Myrick-Hodges said it is impossible for audience members not to be able to relate to the family in “A Raisin in the Sun.”

“Clybourne Park,” written by Bruce Norris, picks up at the scene in “Raisin” where the white neighbor asks the black family to leave.

Norris said he started writing the play in 2008 after wondering who was selling the house in “A Raisin in the Sun,” and why they didn’t care that a black family was moving in.

“The rich culture I come from is the opposite of where Hansberry grew up,” Norris said. “Mine is thin and insipid with no heroic thinkers … I don’t feel particularly proud of it.”

Norris’ play is about people who have been comfortable and privileged — they are a white family moving into a black neighborhood.

“The play brings up the question of whether we live in a post-racial or post-gendered America,” Director Tracy Young said. “It looks at this idea of community — being an insider, or an outsider wanting to get in.”

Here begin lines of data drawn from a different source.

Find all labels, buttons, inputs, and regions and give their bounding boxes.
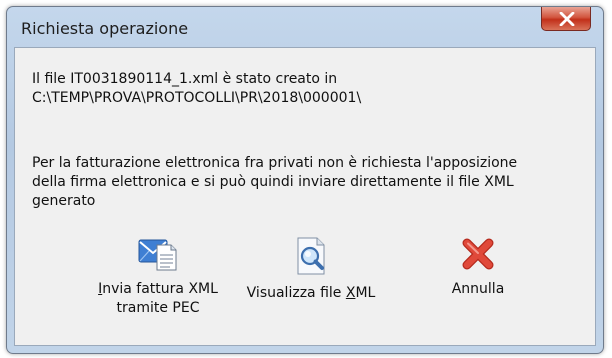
close-button[interactable] (541, 7, 591, 31)
dialog-body: Il file IT0031890114_1.xml è stato creat… (14, 47, 596, 346)
send-pec-button[interactable]: Invia fattura XML tramite PEC (83, 236, 233, 318)
message-line-1: Il file IT0031890114_1.xml è stato creat… (32, 71, 338, 87)
close-icon (559, 12, 575, 26)
dialog-title: Richiesta operazione (21, 19, 189, 38)
message-line-4: della firma elettronica e si può quindi … (32, 174, 514, 190)
view-xml-button[interactable]: Visualizza file XML (241, 236, 381, 303)
cancel-label: Annulla (451, 281, 505, 297)
magnifier-document-icon (297, 237, 325, 275)
send-pec-label-line1: nvia fattura XML (102, 281, 218, 297)
view-xml-label-after: ML (355, 285, 376, 301)
red-x-icon (462, 238, 494, 270)
message-line-3: Per la fatturazione elettronica fra priv… (32, 155, 518, 171)
send-pec-label: Invia fattura XML tramite PEC (83, 280, 233, 318)
message-path: C:\TEMP\PROVA\PROTOCOLLI\PR\2018\000001\ (32, 90, 362, 106)
view-xml-mnemonic: X (345, 285, 356, 301)
view-xml-label: Visualizza file XML (241, 284, 381, 303)
view-xml-label-before: Visualizza file (246, 285, 346, 301)
email-document-icon (138, 239, 177, 271)
send-pec-label-line2: tramite PEC (116, 300, 200, 316)
message-line-5: generato (32, 193, 96, 209)
cancel-button[interactable]: Annulla (433, 236, 523, 299)
title-bar[interactable]: Richiesta operazione (7, 7, 603, 47)
dialog-window: Richiesta operazione Il file IT003189011… (6, 6, 604, 354)
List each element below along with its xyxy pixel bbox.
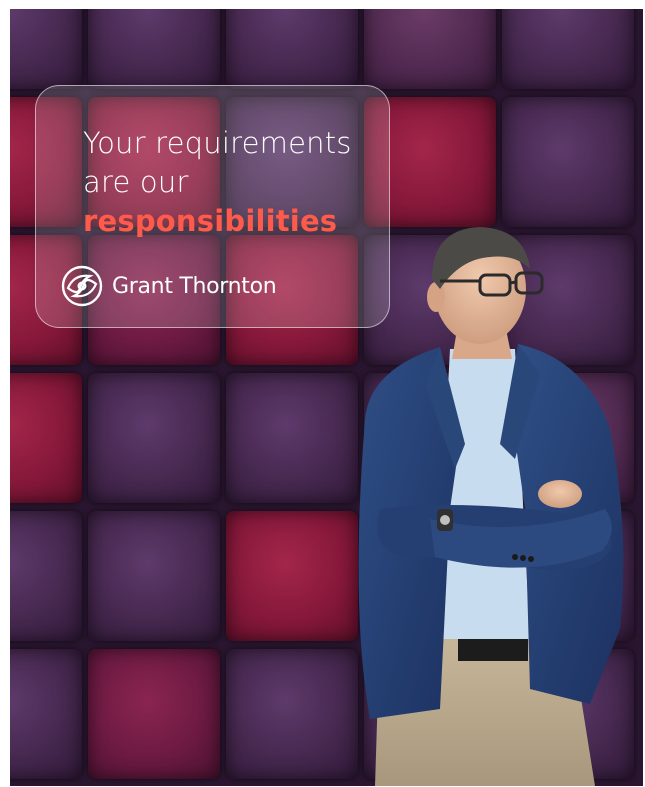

Haj described “Clybourne Park” as decidedly not politically correct and having a high squirm factor.

“I don’t want to lift people up — I want to do the opposite,” Norris said.

Both directors said they hope the plays question the audience’s preconceived ideas about blacks, family, gender roles and resistance to change.

“The contact points for these two plays are important here, at this moment,” Haj said. “But also to the larger world.”